April 8, 2012
One Easter when we lived in Pennsylvania, I took our daughter Rebecca, then three years old, to an Easter egg hunt at a large United Methodist Church near our home. They had sent out a brightly colored postcard advertising the event to surrounding neighborhoods. We pulled up right on time and joined a big crowd of parents and children milling around in front of the church.
The organizers, surprised by the turnout, decided to avoid a mad rush by letting the children go searching one group at a time. Kind of like boarding an airplane one group at a time. I'm not sure why they chose the older group as the priority access group, but the result was that the older kids eagerly searched the bushes and grounds for chocolate, foil-wrapped eggs and came back with laden baskets. They were such efficient egg gatherers that, by the time the younger group started their search, there were few eggs left. The crew in the kitchen was coloring hard boiled eggs as fast as they could and had sent someone to the grocery store down the hill to buy more chocolate ones. But in the meantime, I had a very disappointed three-year-old with an empty basket. Normally a shy child, she walked right up to the church member dressed as the Easter Bunny. "You said this was an egg hunt," she said. "But there are no eggs." She gazed up at him imploringly, with her big hazel eyes while holding up the empty basket for his inspection.
"I know, honey, we ran out."
"But you're the Easter Bunny," she said.
The Easter Bunny glanced at me through the eyeholes of what was, in retrospect, a rather creepy plastic face mask. His eyes had a desperate glint that said to me, "How about some help here?" I let him sweat it out. Just then a church helper came out with a couple of hastily painted hard-boiled eggs and offered one to Rebecca. "Here, honey. Here is an egg." "It's not chocolate," she said. "They got chocolate eggs," she gestured toward the older children seated on the grass, unwrapping their eggs.
I bought my girl a big chocolate bunny on the way home and let her eat more than I should have. My girl had made an excellent point. The Easter Bunny and his minions that morning should have known that when you promise people that if they show up at a certain time for something good, there better be enough for everybody. The Easter Bunny should also have known that children have very long memories.
Adults in the Gospel of Mark, not so much. Jesus sends out three postcards in the Gospel of Mark, each promising the disciples that after he was crucified and resurrected there would be some good news for them. He would be raised from the dead.
Then he began to teach them that the Son of Man must undergo great suffering, and be rejected by the elders, the chief priests, and the scribes, and be killed, and after three days rise again. He said all this quite openly (8:31).
The response? Peter contradicts and rebukes Jesus in 8:32.
After the Transfiguration, "As they were coming down the mountain, he ordered them to tell no one about what they had seen until after the Son of Man had risen from the dead (9:9). They went on from there and passed through Galilee. He was teaching his disciples, saying to them, "The Son of Man is to be betrayed into human hands, and they will kill him, and three days after being killed, he will rise again."
The response? "They did not understand what he was saying and were afraid to ask him" (9:30-31).
In an embarrassing and ridiculous juxtaposition, the next scene depicts them arguing about who was the greatest (9:33-37).

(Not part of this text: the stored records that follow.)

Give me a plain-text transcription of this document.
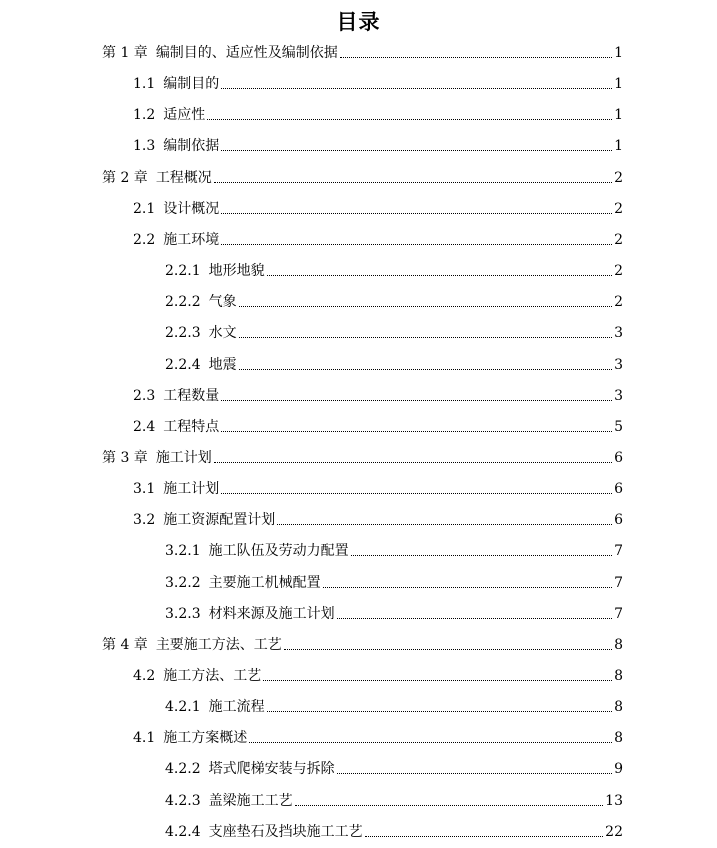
目录
第 1 章 编制目的、适应性及编制依据	1
1.1 编制目的	1
1.2 适应性	1
1.3 编制依据	1
第 2 章 工程概况	2
2.1 设计概况	2
2.2 施工环境	2
2.2.1 地形地貌	2
2.2.2 气象	2
2.2.3 水文	3
2.2.4 地震	3
2.3 工程数量	3
2.4 工程特点	5
第 3 章 施工计划	6
3.1 施工计划	6
3.2 施工资源配置计划	6
3.2.1 施工队伍及劳动力配置	7
3.2.2 主要施工机械配置	7
3.2.3 材料来源及施工计划	7
第 4 章 主要施工方法、工艺	8
4.2 施工方法、工艺	8
4.2.1 施工流程	8
4.1 施工方案概述	8
4.2.2 塔式爬梯安装与拆除	9
4.2.3 盖梁施工工艺	13
4.2.4 支座垫石及挡块施工工艺	22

"They were on the road, going up to Jerusalem, and Jesus was walking ahead of them; they were amazed, and those who followed were afraid. He took the twelve aside again and began to tell them what was to happen to him, saying, 'See, we are going up to Jerusalem, and the Son of Man will be handed over the chief priests and the scribes, and they will condemn him to death; then they will hand him over to the Gentiles; they will mock him, and spit upon him, and flog him, and kill him, and after three days he will rise again'" (10:32-34).

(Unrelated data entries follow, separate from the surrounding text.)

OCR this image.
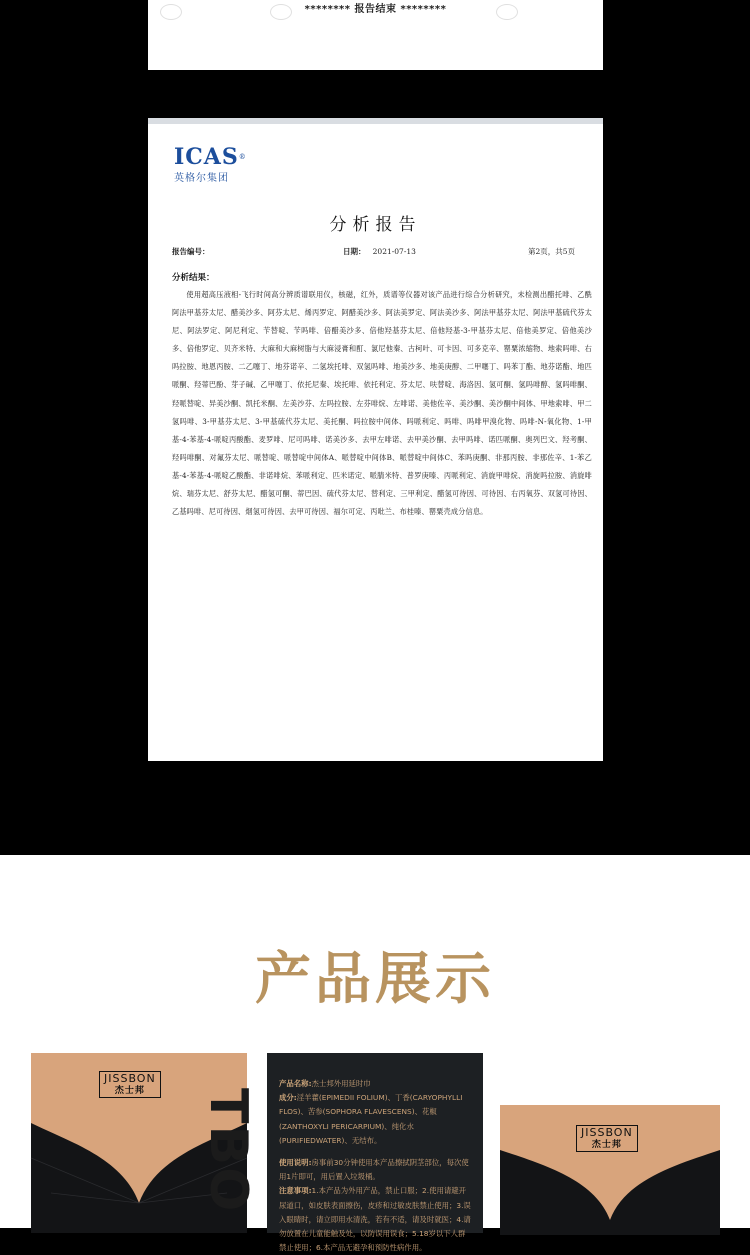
******** 报告结束 ********
ICAS®
英格尔集团
分析报告
报告编号：	日期： 2021-07-13	第2页，共5页
分析结果：
使用超高压液相-飞行时间高分辨质谱联用仪，核磁，红外，质谱等仪器对该产品进行综合分析研究，未检测出醋托啡、乙酰阿法甲基芬太尼、醋美沙多、阿芬太尼、烯丙罗定、阿醋美沙多、阿法美罗定、阿法美沙多、阿法甲基芬太尼、阿法甲基硫代芬太尼、阿法罗定、阿尼利定、苄替啶、苄吗啡、倍醋美沙多、倍他羟基芬太尼、倍他羟基-3-甲基芬太尼、倍他美罗定、倍他美沙多、倍他罗定、贝齐米特、大麻和大麻树脂与大麻浸膏和酊、氯尼他秦、古柯叶、可卡因、可多克辛、罂粟浓缩物、地索吗啡、右吗拉胺、地恩丙胺、二乙噻丁、地芬诺辛、二氢埃托啡、双氢吗啡、地美沙多、地美庚醇、二甲噻丁、吗苯丁酯、地芬诺酯、地匹哌酮、羟蒂巴酚、芽子碱、乙甲噻丁、依托尼秦、埃托啡、依托利定、芬太尼、呋替啶、海洛因、氢可酮、氢吗啡醇、氢吗啡酮、羟哌替啶、异美沙酮、凯托米酮、左美沙芬、左吗拉胺、左芬啡烷、左啡诺、美他佐辛、美沙酮、美沙酮中间体、甲地索啡、甲二氢吗啡、3-甲基芬太尼、3-甲基硫代芬太尼、美托酮、吗拉胺中间体、吗哌利定、吗啡、吗啡甲溴化物、吗啡-N-氧化物、1-甲基-4-苯基-4-哌啶丙酸酯、麦罗啡、尼可吗啡、诺美沙多、去甲左啡诺、去甲美沙酮、去甲吗啡、诺匹哌酮、奥列巴文、羟考酮、羟吗啡酮、对氟芬太尼、哌替啶、哌替啶中间体A、哌替啶中间体B、哌替啶中间体C、苯吗庚酮、非那丙胺、非那佐辛、1-苯乙基-4-苯基-4-哌啶乙酸酯、非诺啡烷、苯哌利定、匹米诺定、哌腈米特、普罗庚嗪、丙哌利定、消旋甲啡烷、消旋吗拉胺、消旋啡烷、瑞芬太尼、舒芬太尼、醋氢可酮、蒂巴因、硫代芬太尼、替利定、三甲利定、醋氢可待因、可待因、右丙氧芬、双氢可待因、乙基吗啡、尼可待因、烟氢可待因、去甲可待因、福尔可定、丙吡兰、布桂嗪、罂粟壳成分信息。
产品展示
JISSBON
杰士邦 TBO

产品名称:杰士邦外用延时巾

成分:淫羊藿(EPIMEDII FOLIUM)、丁香(CARYOPHYLLI FLOS)、苦参(SOPHORA FLAVESCENS)、花椒(ZANTHOXYLI PERICARPIUM)、纯化水(PURIFIEDWATER)、无结布。

使用说明:房事前30分钟使用本产品擦拭阴茎部位，每次使用1片即可，用后置入垃圾桶。

注意事项:1.本产品为外用产品，禁止口服；2.使用请避开尿道口，如皮肤表面擦伤，皮疹和过敏皮肤禁止使用；3.误入眼睛时，请立即用水清洗，若有不适，请及时就医；4.请勿放置在儿童能触及处，以防误用误食；5.18岁以下人群禁止使用；6.本产品无避孕和预防性病作用。

JISSBON
杰士邦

The response? "James and John, the sons of Zebedee, came forward to him and said to him, "Teacher, we want you to do for us whatever we ask of you . . . Grant us to sit, one on your right hand and one on your left, in your glory" (10:35-36).
Recent research shows that when the body undergoes great pain, the brain releases natural pain suppressant chemicals.They have an analgesic effect, the brain self-medicating. Every time Jesus predicts his death and resurrection, people can't deal with the painful death part and so they numb themselves before they hear the joyful resurrection part.
"I'm going to be abused and killed but rise on the third day," says Jesus. Peter self-medicates with denial. "Jesus, you must be joking" (8:32).